Member of Parliament for Dhaka-12
- In office 18 February 1979 – 24 March 1982
- Preceded by: Sheikh Mujibur Rahman
- Succeeded by: Shamsuddoha Khan Majlish

Personal details
- Died: 13 November 2014
- Party: Bangladesh Jatiya Party

= Jahangir Mohammad Adel =

Bangladeshi politician

Jahangir Mohammad Adel (জাহাংগীর মোহাম্মদ আদেল; died 13 November 2014) was a Bangladesh Nationalist Party and Jatiya Party politician. He was the member of parliament (MP) for Dhaka-12 from 1979 to 1982 and MP for Dhaka-7 from 1986 to 1988. He served as Dhaka's deputy mayor.

==Career==
He served as Dhaka's deputy mayor.

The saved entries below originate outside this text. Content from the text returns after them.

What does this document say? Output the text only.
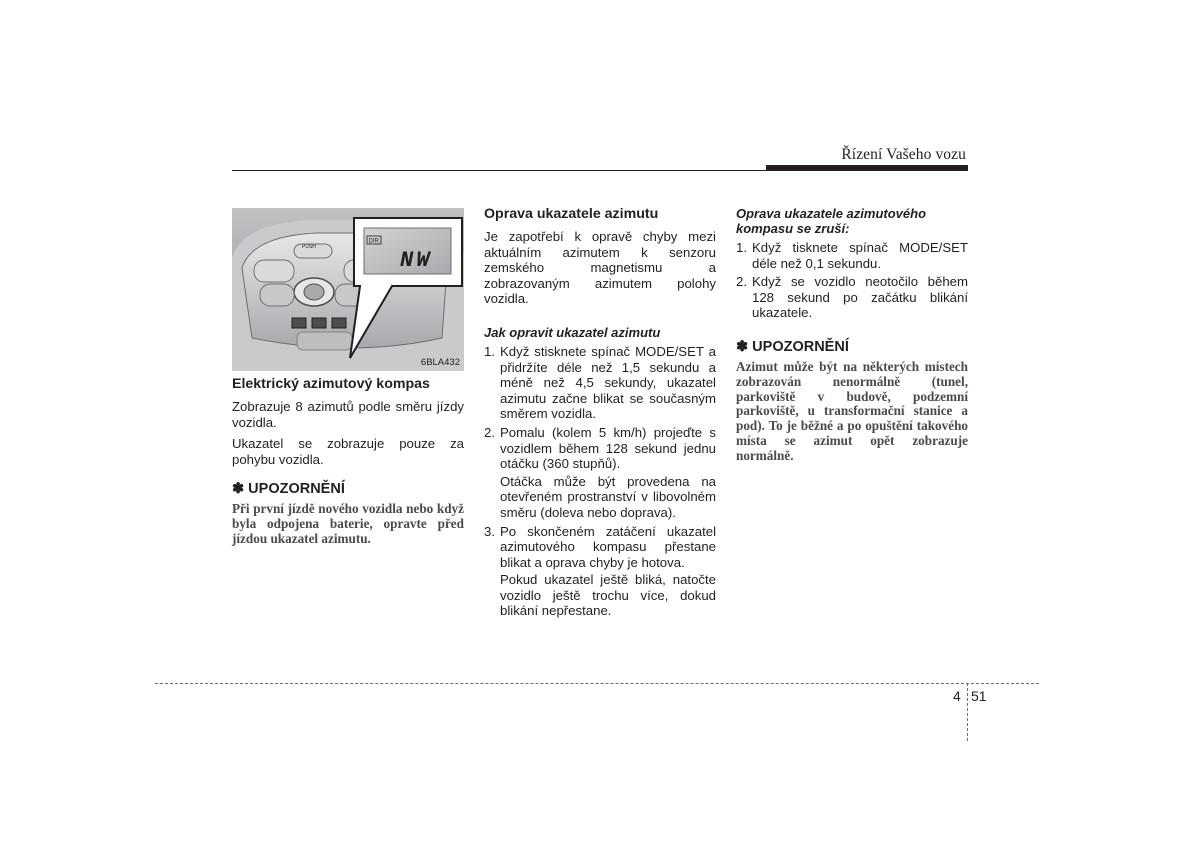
Řízení Vašeho vozu
PUSH
DIR
NW
6BLA432
Elektrický azimutový kompas

Zobrazuje 8 azimutů podle směru jízdy vozidla.

Ukazatel se zobrazuje pouze za pohybu vozidla.

✽ UPOZORNĚNÍ

Při první jízdě nového vozidla nebo když byla odpojena baterie, opravte před jízdou ukazatel azimutu.

Oprava ukazatele azimutu

Je zapotřebí k opravě chyby mezi aktuálním azimutem k senzoru zemského magnetismu a zobrazovaným azimutem polohy vozidla.

Jak opravit ukazatel azimutu
1. Když stisknete spínač MODE/SET a přidržíte déle než 1,5 sekundu a méně než 4,5 sekundy, ukazatel azimutu začne blikat se současným směrem vozidla.
2. Pomalu (kolem 5 km/h) projeďte s vozidlem během 128 sekund jednu otáčku (360 stupňů).

Otáčka může být provedena na otevřeném prostranství v libovolném směru (doleva nebo doprava).

3. Po skončeném zatáčení ukazatel azimutového kompasu přestane blikat a oprava chyby je hotova.

Pokud ukazatel ještě bliká, natočte vozidlo ještě trochu více, dokud blikání nepřestane.

Oprava ukazatele azimutového kompasu se zruší:
1. Když tisknete spínač MODE/SET déle než 0,1 sekundu.
2. Když se vozidlo neotočilo během 128 sekund po začátku blikání ukazatele.
✽ UPOZORNĚNÍ

Azimut může být na některých místech zobrazován nenormálně (tunel, parkoviště v budově, podzemní parkoviště, u transformační stanice a pod). To je běžné a po opuštění takového místa se azimut opět zobrazuje normálně.

4 51
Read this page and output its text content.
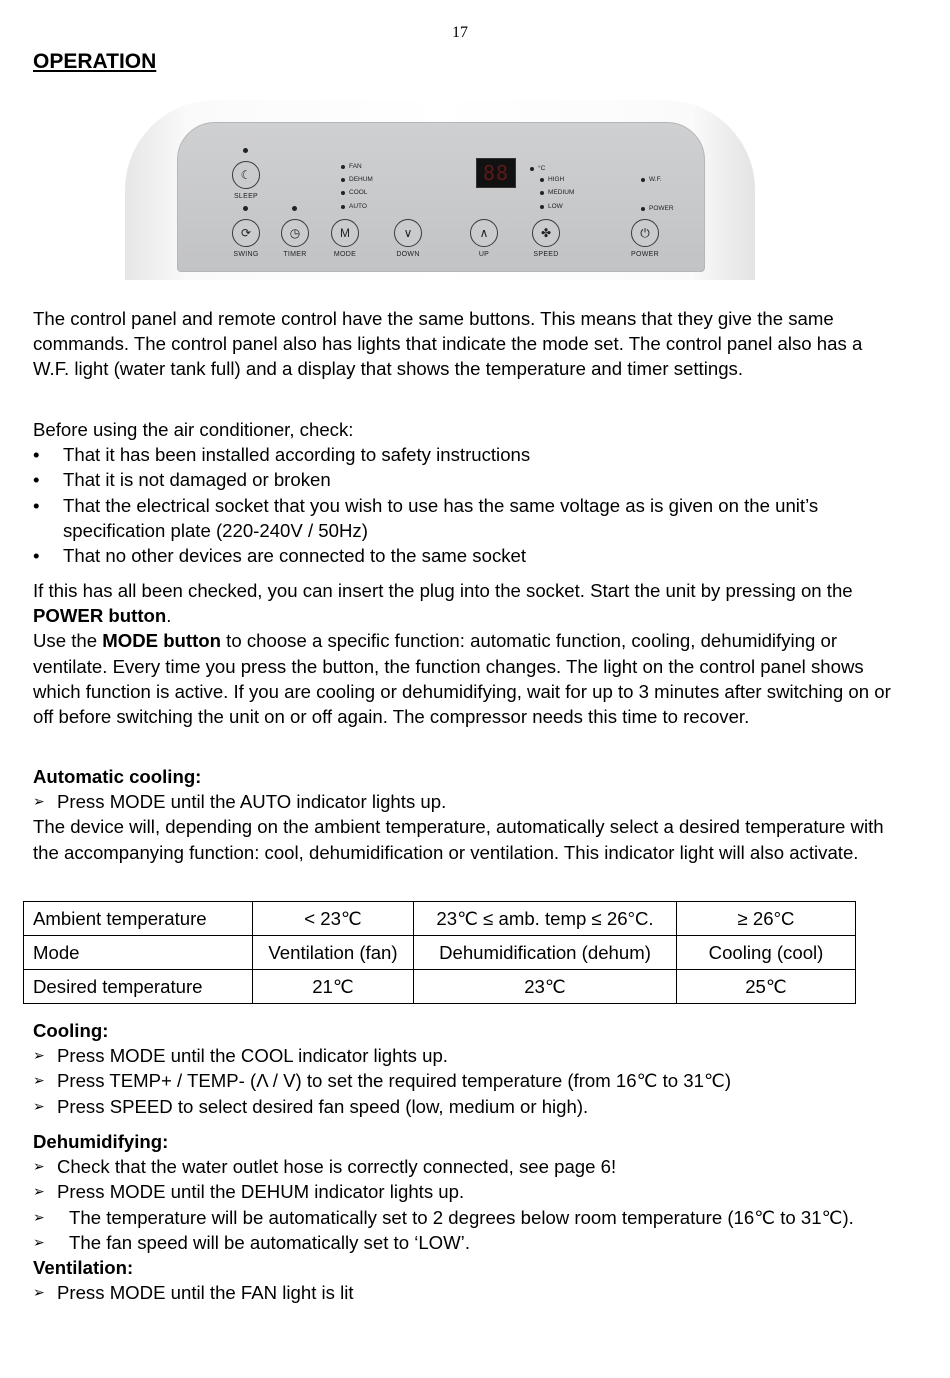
17
OPERATION
☾
SLEEP
FAN
DEHUM
COOL
AUTO
88	°C
HIGH
MEDIUM
LOW
W.F.
POWER
⟳
SWING
◷
TIMER
M
MODE
∨
DOWN
∧
UP
✤
SPEED
⏻
POWER

The control panel and remote control have the same buttons. This means that they give the same commands. The control panel also has lights that indicate the mode set. The control panel also has a W.F. light (water tank full) and a display that shows the temperature and timer settings.

Before using the air conditioner, check:

•	That it has been installed according to safety instructions
•	That it is not damaged or broken
•	That the electrical socket that you wish to use has the same voltage as is given on the unit’s specification plate (220-240V / 50Hz)
•	That no other devices are connected to the same socket

If this has all been checked, you can insert the plug into the socket. Start the unit by pressing on the POWER button.

Use the MODE button to choose a specific function: automatic function, cooling, dehumidifying or ventilate. Every time you press the button, the function changes. The light on the control panel shows which function is active. If you are cooling or dehumidifying, wait for up to 3 minutes after switching on or off before switching the unit on or off again. The compressor needs this time to recover.

Automatic cooling:

➢ Press MODE until the AUTO indicator lights up.

The device will, depending on the ambient temperature, automatically select a desired temperature with the accompanying function: cool, dehumidification or ventilation. This indicator light will also activate.

Ambient temperature	< 23℃	23℃ ≤ amb. temp ≤ 26°C.	≥ 26°C
Mode	Ventilation (fan)	Dehumidification (dehum)	Cooling (cool)
Desired temperature	21℃	23℃	25℃

Cooling:

➢ Press MODE until the COOL indicator lights up.
➢ Press TEMP+ / TEMP- (Λ / V) to set the required temperature (from 16℃ to 31℃)
➢ Press SPEED to select desired fan speed (low, medium or high).

Dehumidifying:

➢ Check that the water outlet hose is correctly connected, see page 6!
➢ Press MODE until the DEHUM indicator lights up.
➢	The temperature will be automatically set to 2 degrees below room temperature (16℃ to 31℃).
➢	The fan speed will be automatically set to ‘LOW’.

Ventilation:

➢ Press MODE until the FAN light is lit
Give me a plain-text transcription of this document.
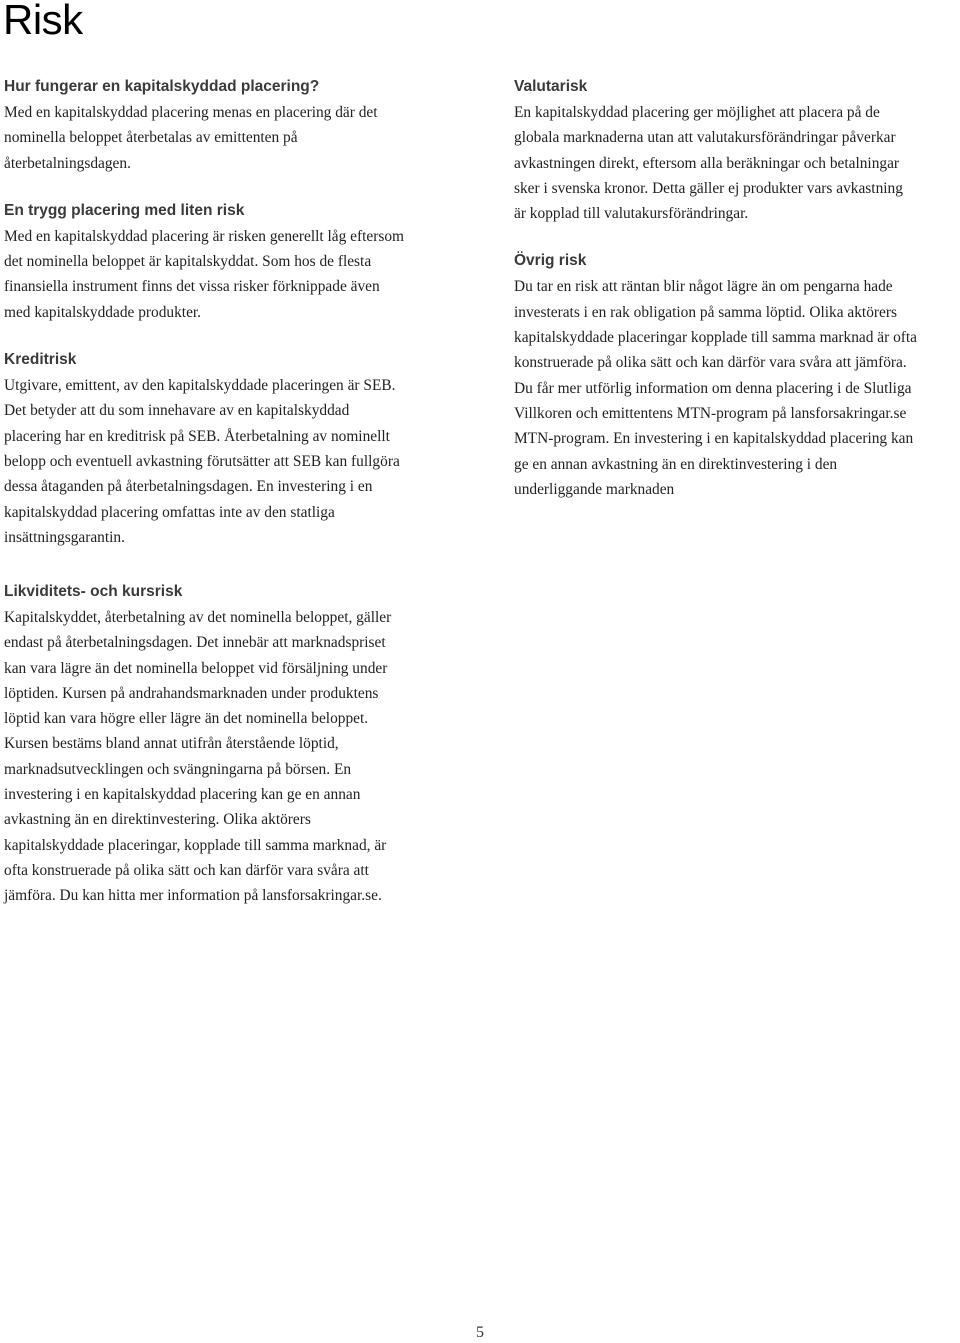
Risk
Hur fungerar en kapitalskyddad placering?

Med en kapitalskyddad placering menas en placering där det
nominella beloppet återbetalas av emittenten på
återbetalningsdagen.

En trygg placering med liten risk

Med en kapitalskyddad placering är risken generellt låg eftersom
det nominella beloppet är kapitalskyddat. Som hos de flesta
finansiella instrument finns det vissa risker förknippade även
med kapitalskyddade produkter.

Kreditrisk

Utgivare, emittent, av den kapitalskyddade placeringen är SEB.
Det betyder att du som innehavare av en kapitalskyddad
placering har en kreditrisk på SEB. Återbetalning av nominellt
belopp och eventuell avkastning förutsätter att SEB kan fullgöra
dessa åtaganden på återbetalningsdagen. En investering i en
kapitalskyddad placering omfattas inte av den statliga
insättningsgarantin.

Valutarisk

En kapitalskyddad placering ger möjlighet att placera på de
globala marknaderna utan att valutakursförändringar påverkar
avkastningen direkt, eftersom alla beräkningar och betalningar
sker i svenska kronor. Detta gäller ej produkter vars avkastning
är kopplad till valutakursförändringar.

Övrig risk

Du tar en risk att räntan blir något lägre än om pengarna hade
investerats i en rak obligation på samma löptid. Olika aktörers
kapitalskyddade placeringar kopplade till samma marknad är ofta
konstruerade på olika sätt och kan därför vara svåra att jämföra.
Du får mer utförlig information om denna placering i de Slutliga
Villkoren och emittentens MTN-program på lansforsakringar.se
MTN-program. En investering i en kapitalskyddad placering kan
ge en annan avkastning än en direktinvestering i den
underliggande marknaden

Likviditets- och kursrisk

Kapitalskyddet, återbetalning av det nominella beloppet, gäller
endast på återbetalningsdagen. Det innebär att marknadspriset
kan vara lägre än det nominella beloppet vid försäljning under
löptiden. Kursen på andrahandsmarknaden under produktens
löptid kan vara högre eller lägre än det nominella beloppet.
Kursen bestäms bland annat utifrån återstående löptid,
marknadsutvecklingen och svängningarna på börsen. En
investering i en kapitalskyddad placering kan ge en annan
avkastning än en direktinvestering. Olika aktörers
kapitalskyddade placeringar, kopplade till samma marknad, är
ofta konstruerade på olika sätt och kan därför vara svåra att
jämföra. Du kan hitta mer information på lansforsakringar.se.

5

Kamal Hossain, a leader of the Bangladesh Awami League, was shot and killed on 14 August 2000, outside Adel's home after objecting to the flying of Pakistan's flag on Pakistan Day inside Adel's home in Old Dhaka. His sons were acquitted in 2003 in the case. He was a former presidium member of Jatiya Party.

==Death==
Jahangir Mohammad Adel died on 13 November 2014.